Four miles in, we see nothing but open fields, and look at each other, confused. I had expected at least an abandoned thoroughfare, or a church. I’ve heard six people still live here, but there is only one house in sight, and no sign of activity. We pause for a moment, the truck’s idling engine the only sound.
According to David DeKok, author of Unseen Danger, the fire officially started over Memorial Day weekend, 1962. With the holiday approaching, the Centralia Council voted to clean up the town landfill—which bordered one end of Centralia’s maze of mines—in preparation for the parade. “Cleaning” was done by setting the pit on fire.
They let the top layer of garbage be consumed, poured water on the pit until they could no longer see any flames, then retired for the holiday weekend celebrations.

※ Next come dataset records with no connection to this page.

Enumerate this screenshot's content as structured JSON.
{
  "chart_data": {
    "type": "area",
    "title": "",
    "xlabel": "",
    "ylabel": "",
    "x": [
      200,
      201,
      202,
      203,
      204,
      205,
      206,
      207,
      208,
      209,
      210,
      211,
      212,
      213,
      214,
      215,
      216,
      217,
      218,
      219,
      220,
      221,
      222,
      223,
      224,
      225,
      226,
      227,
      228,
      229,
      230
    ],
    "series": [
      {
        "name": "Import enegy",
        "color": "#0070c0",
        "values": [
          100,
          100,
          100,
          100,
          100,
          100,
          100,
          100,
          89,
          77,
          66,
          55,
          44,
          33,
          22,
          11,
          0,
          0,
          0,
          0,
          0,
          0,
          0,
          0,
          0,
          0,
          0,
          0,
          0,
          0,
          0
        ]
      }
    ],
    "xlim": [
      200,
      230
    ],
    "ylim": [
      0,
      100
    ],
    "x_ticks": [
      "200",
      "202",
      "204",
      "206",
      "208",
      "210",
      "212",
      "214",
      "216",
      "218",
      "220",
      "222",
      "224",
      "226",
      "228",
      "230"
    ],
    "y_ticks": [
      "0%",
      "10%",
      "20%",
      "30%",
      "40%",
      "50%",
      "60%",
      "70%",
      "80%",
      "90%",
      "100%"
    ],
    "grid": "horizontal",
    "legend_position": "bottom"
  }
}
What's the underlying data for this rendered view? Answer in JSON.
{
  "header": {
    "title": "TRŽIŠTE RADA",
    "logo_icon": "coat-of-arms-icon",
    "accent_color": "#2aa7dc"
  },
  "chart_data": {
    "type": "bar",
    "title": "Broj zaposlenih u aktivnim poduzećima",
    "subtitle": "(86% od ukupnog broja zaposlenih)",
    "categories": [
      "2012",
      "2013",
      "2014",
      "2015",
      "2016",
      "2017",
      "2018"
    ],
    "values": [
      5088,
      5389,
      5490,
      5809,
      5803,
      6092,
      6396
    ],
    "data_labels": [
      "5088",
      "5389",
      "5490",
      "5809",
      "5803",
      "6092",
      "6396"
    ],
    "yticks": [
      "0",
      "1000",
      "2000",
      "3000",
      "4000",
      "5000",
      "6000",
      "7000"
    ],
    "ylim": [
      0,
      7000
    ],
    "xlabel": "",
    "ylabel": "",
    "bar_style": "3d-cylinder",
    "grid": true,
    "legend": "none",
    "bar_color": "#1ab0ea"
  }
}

But the fire had burned much deeper than they thought …
“Is that it?” my father yells. I turn to the left and see streaming smoke rising from a hill in the distance.
The “hill” is, in actuality, the mines. As we approach, the smoke billows harder, swelling to full-cloud shapes in some areas. Now serving as twisted signposts, the smoldering fumes lead us to the former heart of the town.
We park near a sign the Department of Environmental Protection has posted: “DANGER. UNDERGROUND MINE FIRE. WALKING OR DRIVING IN THIS AREA COULD RESULT IN SERIOUS INJURY OR DEATH. DANGEROUS GASES ARE PRESENT. GROUND IS PRONE TO SUDDEN COLLAPSE.” I look around. To my left is a graveyard, looking strangely clean and well attended. Puffs of smoke rise from small holes in the ground. Straight ahead, a road leads to nowhere; it and surrounding flat gray fields are a thin lid covering the continuous fire. We pass small patches of asphalt interspersed throughout the barren fields; I realize they are former driveways, the only testaments to where houses once stood.